Grieg: Salmon market to even out by year’s end
By SeafoodSource staff
17 May, 2012
Grieg Seafood on Wednesday attributed a 27 percent decline in salmon prices to a NOK 127 million fall in its first-quarter operating profit.
Despite a challenging market, the Norwegian company managed to post a first-quarter operating profit (before fair value adjustment of biomass) of NOK 5 million. Grieg’s earnings (before fair value adjustment of biomass) totaled NOK 4.9 million, compared to NOK 131.6 million in the same period in 2011.
Grieg harvested 18,209 metric tons of salmon in the first quarter of 2012 — that’s a 53 percent increase from the same period in 2011 and 3,100 metric tons more than its projection. Still, Grieg maintains that it expects to harvest 71,000 metric tons of salmon this year.
Looking forward, Grieg — like many of its competitors — is confident that demand for salmon will continue to grow as prices decline. “The decline in prices in the second half of 2011 has been a great stimulus to greater market penetration and a higher level of market and sales activities, in both established and emerging markets. The increasing demand acquired further momentum in the first quarter,” said the company. “Combined with consumer trends with a focus on healthy food and new eating trends such as sushi, there is every indication that the global market for salmon will remain strong.”
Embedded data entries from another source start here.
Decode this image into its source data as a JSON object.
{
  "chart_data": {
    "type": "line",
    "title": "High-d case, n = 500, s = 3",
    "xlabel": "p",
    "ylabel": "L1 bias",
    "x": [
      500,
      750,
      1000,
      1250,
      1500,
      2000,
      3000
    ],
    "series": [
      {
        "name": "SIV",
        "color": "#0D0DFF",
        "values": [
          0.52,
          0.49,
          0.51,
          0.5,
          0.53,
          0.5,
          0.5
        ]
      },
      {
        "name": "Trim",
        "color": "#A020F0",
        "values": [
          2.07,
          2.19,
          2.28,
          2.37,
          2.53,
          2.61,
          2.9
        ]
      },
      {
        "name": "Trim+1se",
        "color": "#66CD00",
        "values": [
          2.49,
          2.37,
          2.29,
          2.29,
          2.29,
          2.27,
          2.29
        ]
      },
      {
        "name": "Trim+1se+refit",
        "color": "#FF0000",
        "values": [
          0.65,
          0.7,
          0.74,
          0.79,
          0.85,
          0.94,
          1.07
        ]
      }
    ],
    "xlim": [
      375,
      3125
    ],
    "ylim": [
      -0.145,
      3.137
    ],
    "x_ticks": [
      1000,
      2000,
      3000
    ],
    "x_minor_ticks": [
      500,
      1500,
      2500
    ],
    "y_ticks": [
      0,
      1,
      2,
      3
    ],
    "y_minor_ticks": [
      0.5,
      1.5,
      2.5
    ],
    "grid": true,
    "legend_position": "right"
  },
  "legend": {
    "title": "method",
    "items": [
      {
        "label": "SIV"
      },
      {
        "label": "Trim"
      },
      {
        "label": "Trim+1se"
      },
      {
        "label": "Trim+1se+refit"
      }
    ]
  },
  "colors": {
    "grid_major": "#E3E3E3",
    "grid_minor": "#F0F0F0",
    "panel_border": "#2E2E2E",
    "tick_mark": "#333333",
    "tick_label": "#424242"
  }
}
However, Grieg is calling for a “volatile market” in the months ahead before evening out by year’s end: “Supply-side growth is expected to remain strong for the next six months, but with a declining trend. Prices in the first quarter have been better than expected, given the very strong supply-side growth. A volatile market must be expected in the second and third quarter, before the market balance according to the present production forecasts should improve toward the end of 2012.”